How to prepare for the overtime rule
The new overtime rule from the Department of Labor will be implemented on Dec. 1, barring the success of any efforts to stop or delay the rule. It couldn’t come at a worse time for the industry: just before the start of boat show season.
For the next month, business owners need to determine which employees this will impact and how to classify employees so that they are paid fairly per the rule and the business continues to function.
The first thing employers need to do is look at all Executive, Administrative and Professional (EAP) exempt staff and determine how many make less than $47,476 annually.
For boat dealers, this does not include your sales staff. According to the Fair Labor Standards Act (FLSA), there is an exemption for “any salesman primarily engaged in selling trailers, boats, or aircraft, if he is employed by a nonmanufacturing establishment primarily engaged in the business of selling trailers, boats, or aircraft to ultimate purchasers.” However, salaried technicians are not exempt, and neither are other salaried staff members who may be traveling for events or working overtime regularly.

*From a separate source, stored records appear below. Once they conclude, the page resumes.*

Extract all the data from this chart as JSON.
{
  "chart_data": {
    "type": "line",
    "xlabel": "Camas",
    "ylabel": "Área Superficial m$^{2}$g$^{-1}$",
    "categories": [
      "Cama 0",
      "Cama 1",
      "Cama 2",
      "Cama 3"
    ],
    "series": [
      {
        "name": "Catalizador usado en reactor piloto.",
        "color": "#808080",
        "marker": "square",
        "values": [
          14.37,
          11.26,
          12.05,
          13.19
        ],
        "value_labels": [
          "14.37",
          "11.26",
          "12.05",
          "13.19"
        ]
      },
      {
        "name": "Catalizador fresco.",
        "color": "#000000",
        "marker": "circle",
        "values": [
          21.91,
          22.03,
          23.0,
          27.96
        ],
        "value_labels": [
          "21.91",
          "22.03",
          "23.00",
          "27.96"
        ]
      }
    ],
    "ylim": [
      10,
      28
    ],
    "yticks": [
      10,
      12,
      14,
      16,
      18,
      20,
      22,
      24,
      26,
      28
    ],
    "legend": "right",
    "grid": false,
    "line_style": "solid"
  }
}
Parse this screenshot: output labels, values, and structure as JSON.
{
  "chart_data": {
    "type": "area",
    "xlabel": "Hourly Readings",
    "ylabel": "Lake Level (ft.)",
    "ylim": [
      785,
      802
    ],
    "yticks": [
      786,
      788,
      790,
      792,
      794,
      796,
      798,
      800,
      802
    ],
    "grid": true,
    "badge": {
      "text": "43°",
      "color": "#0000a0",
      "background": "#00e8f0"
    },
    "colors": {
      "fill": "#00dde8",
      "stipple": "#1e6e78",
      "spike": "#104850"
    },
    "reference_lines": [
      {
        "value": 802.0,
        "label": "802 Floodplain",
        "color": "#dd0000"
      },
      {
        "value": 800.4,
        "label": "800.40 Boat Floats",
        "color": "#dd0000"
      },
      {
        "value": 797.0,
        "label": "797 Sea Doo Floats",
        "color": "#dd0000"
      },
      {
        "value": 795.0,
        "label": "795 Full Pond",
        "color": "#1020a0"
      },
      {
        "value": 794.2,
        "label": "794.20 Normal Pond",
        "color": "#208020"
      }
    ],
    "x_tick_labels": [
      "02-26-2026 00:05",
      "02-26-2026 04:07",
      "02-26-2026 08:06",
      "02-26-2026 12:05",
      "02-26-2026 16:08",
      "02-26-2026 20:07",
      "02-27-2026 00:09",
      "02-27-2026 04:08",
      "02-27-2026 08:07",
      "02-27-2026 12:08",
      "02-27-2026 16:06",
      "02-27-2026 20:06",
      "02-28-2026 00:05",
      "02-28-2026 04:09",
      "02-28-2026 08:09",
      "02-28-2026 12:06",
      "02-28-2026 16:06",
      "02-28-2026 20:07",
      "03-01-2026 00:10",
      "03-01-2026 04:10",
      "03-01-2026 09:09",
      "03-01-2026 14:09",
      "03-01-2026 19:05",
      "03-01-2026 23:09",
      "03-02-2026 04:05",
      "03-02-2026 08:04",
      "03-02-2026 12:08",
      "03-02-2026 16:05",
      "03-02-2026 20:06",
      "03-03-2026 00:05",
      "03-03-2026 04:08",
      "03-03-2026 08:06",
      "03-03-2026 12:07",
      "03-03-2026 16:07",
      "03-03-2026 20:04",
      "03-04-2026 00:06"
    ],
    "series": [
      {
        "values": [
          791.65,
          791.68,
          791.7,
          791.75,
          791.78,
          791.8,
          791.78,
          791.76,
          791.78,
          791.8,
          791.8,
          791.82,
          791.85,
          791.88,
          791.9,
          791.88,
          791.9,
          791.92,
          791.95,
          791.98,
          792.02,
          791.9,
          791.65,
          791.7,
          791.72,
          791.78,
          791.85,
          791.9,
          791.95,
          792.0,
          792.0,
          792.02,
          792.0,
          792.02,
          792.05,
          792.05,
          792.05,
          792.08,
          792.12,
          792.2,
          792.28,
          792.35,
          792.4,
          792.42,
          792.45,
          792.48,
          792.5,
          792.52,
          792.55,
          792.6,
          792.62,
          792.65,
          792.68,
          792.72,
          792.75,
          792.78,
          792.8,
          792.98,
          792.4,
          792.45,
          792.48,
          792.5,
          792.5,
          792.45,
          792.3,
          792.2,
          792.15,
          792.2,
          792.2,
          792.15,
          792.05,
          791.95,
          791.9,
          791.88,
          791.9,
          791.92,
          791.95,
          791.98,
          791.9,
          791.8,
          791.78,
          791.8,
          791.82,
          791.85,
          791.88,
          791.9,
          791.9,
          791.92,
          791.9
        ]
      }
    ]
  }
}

If employees are within a couple thousand dollars of the threshold, it makes sense to bump up their salary, especially if they regularly work overtime. For staff members who are not close to the threshold, determine how many hours they usually work in a workweek; if they rarely work more than 40, it may be financially feasible to not bump up their pay because it will be cheaper to pay overtime every once in a while than increase their salary.
Classifying time and realigning job duties
Keep in mind that time spent fielding calls and emails after business hours, on weekends, on holidays and on vacation is applicable under the overtime rule, as is certain travel. While employees traveling as a passenger are not paid for their time, employees who drive themselves or are traveling during regular work time need to be compensated for their time. And work time includes weekends; for instance, if an employee’s normal hours are 9 to 5, any travel during that time block on a Saturday is still considered work time.
“All of that is work, which, if they are determined to no longer be exempt, means the organization must pay for those hours too going forward,” said Adam R. Calli, principal consultant at Arc Human Capital, LLC, a human resources consulting firm that provides support to small- and medium-sized organizations in the U.S.
If you want to avoid paying overtime or bumping up salaries, you may need to reorganize who takes care of which duties. For instance, only employees making above the salary threshold can answer client questions after hours. For dealers who need help with realigning job duties, the Marine Industry Certified Dealer (MICD) program is a great resource for effectively navigating this task.
“Think about your employee workforce and have them work smarter, not harder,” said Nikki Duffney, member & benefits specialist at the Marine Retailers Association of the Americas. “Through [the] Marine Industry Certified Dealer program, we create process maps and look at job descriptions to help dealers – leadership and management – get aligned with what’s going on throughout the entire organization.”
Taking care of your people
Regardless of which route you choose, implementation will require clear, consistent communication with employees about the changes being made, who will be responsible for what and why the choices were made. Calli recommends giving employees your plan for their compensation and working hours to them in writing to avoid potential confusion.
“People might be a little stunned, a little shocked, they go home, they tell their spouse and they start to ask them questions, they try to remember what the guy told them in the meeting,” he said. “If they have something in writing, not only can they refer to it but they can share it.”
If employees are moved to hourly, especially if their hours are reduced, that could be a killer for morale. As will any exempt salaried employees taking on extra work while other employees get to “slack off,” as they may see it.
“I would stress to them that who you are is still who you are, and don’t get lost in this change of classification,” Calli said. “Acknowledging that some people may see this as a demotion is good, because you can put that right out there. … And understand that there may be some emotions that continue to run through December into January and February after the transition, and have the managers be prepared for that, and payroll be prepared for that, because they may see a lot more people at their door asking questions than traditionally is the case.”
If you need more assistance on deciding how to classify employees, the DOL has created webinars for businesses answering questions and providing details on the rule. If you do not have an HR team to help navigate all of these changes, there are HR software products available to help you prepare and properly determine how employees should be classified.
MRAA also hosted a webinar with its partner, KPA, on how to classify exempt and non-exempt employees correctly. KPA also offers an e-guide with a duties test to determine if an employee is exempt or not under the new rule, which you can download on their website or receive with MRAA membership.